De-extinction raises numerous ethical and environmental issues. But according to a perspective in this week’s issue Science, legal issues are also addressed. And to complicate matters, the legal issues that apply depend on exactly how we make a species go extinct.
Lots of options
Species can be reduced in a number of ways, according to the paper’s authors. The first is relatively simple: selective breeding. A handful of extinct species have left part of their genomic legacy, either through hybridization with surviving species or through domestication. Past attempts to save a species from extinction by selectively breeding for a specific appearance include the quagga and the aurochs. But this clearly does not recreate the ancestral species; we didn’t end up with an aurochs, but a cow that looks like an aurochs.
However, with advances in sequencing parental DNA, it is now possible to direct these breeding efforts based on the underlying genetics. In some cases, it may be possible to direct breeding so that the end result is an animal whose genome is nearly identical to that of the extinct species.
Is that a successful de-extinction? To some extent that depends on how we define a species in terms of DNA differences, and there is no general consensus on how much two individuals can differ at the DNA level and still belong to the same species.
Similar issues are raised by another approach under consideration.

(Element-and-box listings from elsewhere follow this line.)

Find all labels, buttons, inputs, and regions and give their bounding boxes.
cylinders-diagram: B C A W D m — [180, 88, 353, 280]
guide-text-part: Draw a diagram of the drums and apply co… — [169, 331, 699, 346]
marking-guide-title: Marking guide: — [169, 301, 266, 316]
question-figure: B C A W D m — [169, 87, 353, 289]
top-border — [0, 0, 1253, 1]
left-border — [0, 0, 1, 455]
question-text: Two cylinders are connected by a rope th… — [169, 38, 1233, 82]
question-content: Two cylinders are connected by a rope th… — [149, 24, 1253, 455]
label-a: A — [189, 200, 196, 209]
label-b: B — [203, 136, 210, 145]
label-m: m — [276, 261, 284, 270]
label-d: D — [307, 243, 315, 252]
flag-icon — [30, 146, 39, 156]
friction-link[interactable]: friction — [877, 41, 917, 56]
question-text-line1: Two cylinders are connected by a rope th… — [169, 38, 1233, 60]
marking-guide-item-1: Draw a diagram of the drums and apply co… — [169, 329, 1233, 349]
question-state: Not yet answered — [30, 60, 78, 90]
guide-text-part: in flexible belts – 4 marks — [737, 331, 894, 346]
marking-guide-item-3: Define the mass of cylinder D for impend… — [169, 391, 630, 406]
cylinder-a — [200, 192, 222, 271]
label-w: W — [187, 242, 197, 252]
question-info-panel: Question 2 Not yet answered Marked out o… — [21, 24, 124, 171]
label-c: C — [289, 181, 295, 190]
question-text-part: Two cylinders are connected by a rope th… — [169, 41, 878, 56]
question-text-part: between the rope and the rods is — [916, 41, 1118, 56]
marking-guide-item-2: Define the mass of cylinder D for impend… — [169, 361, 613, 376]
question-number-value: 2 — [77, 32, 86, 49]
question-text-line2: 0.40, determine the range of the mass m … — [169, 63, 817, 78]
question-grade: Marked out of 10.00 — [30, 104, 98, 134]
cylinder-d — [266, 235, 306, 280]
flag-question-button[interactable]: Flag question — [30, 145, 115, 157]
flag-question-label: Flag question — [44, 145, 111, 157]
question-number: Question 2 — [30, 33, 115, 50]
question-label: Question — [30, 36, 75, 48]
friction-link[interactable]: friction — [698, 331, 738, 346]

In many cases, we don’t have a hybrid nearby that has most of the genetic heritage of an extinct species, but we do have the sequence of the genome of the extinct species. The advent of DNA editing technology (mainly CRISPR-cas) could allow us to start with the genome of a related species and edit it until it resembles the extinct species. That is the approach that has been proposed for the woolly mammoth, using the elephant as a genome source and surrogate.
But editing large parts of the genome will be expensive and time-consuming, so in all likelihood the end product will primarily be that of the donor species. However, its main visible properties make it resemble the desired species.
For a few species there is a third option: a true resurrection. We now know how to clone a number of organisms by transplanting the nucleus of a cell into an unfertilized egg. All it takes is a viable cell to form a source of the nucleus. While this wouldn’t create a perfect genetic copy (mitochondrial DNA would be provided by whatever species donated the egg), the resurrected species would still be the real deal.
The precise method used actually makes a big difference to how the law views the outcome of an attempted extinction. For example, there are almost no restrictions on selective breeding and the final product would have the same restrictions as the parent strain. However, if the extinct animals had been generated by genome editing, they would be classified as genetically modified organisms in most jurisdictions. In the US, releasing a GMO into the wild requires an environmental impact assessment. A similar restriction exists in the EU, and local governments generally have even stricter standards.
It is also worth noting that the GMOs can be patented. So if you’re hoping to make your own mammoth-like elephant, you may be faced with licensing fees.
Things get even more complicated when the results of the breeding or technique produce something that is considered a new species. There would be no way for that species to start with anything more than a small population, which would almost certainly put it within the realm of conservation laws such as the Endangered Species Act. The same goes for a species resurrected through cloning. If the species was only recently extinct, it may already have been declared an endangered species and subject to various regulations.
Should that happen, it also increases the risk that some of the limited money and resources we have available for species conservation would be spent on the recently resurrected species. That in turn would mean less money available for the species we haven’t managed to eradicate yet.
The authors argue that we can avoid some of these problems simply by being careful about whether and how we designate new species resulting from our de-extinction efforts. But the problems seem so big that we might consider reviewing the laws and regulations before the technology progresses much further. Otherwise, we risk ending up with a species that we’re not legally sure what to do with.
Science2017. DOI: 10.1126/science.aal4012 (About DOIs).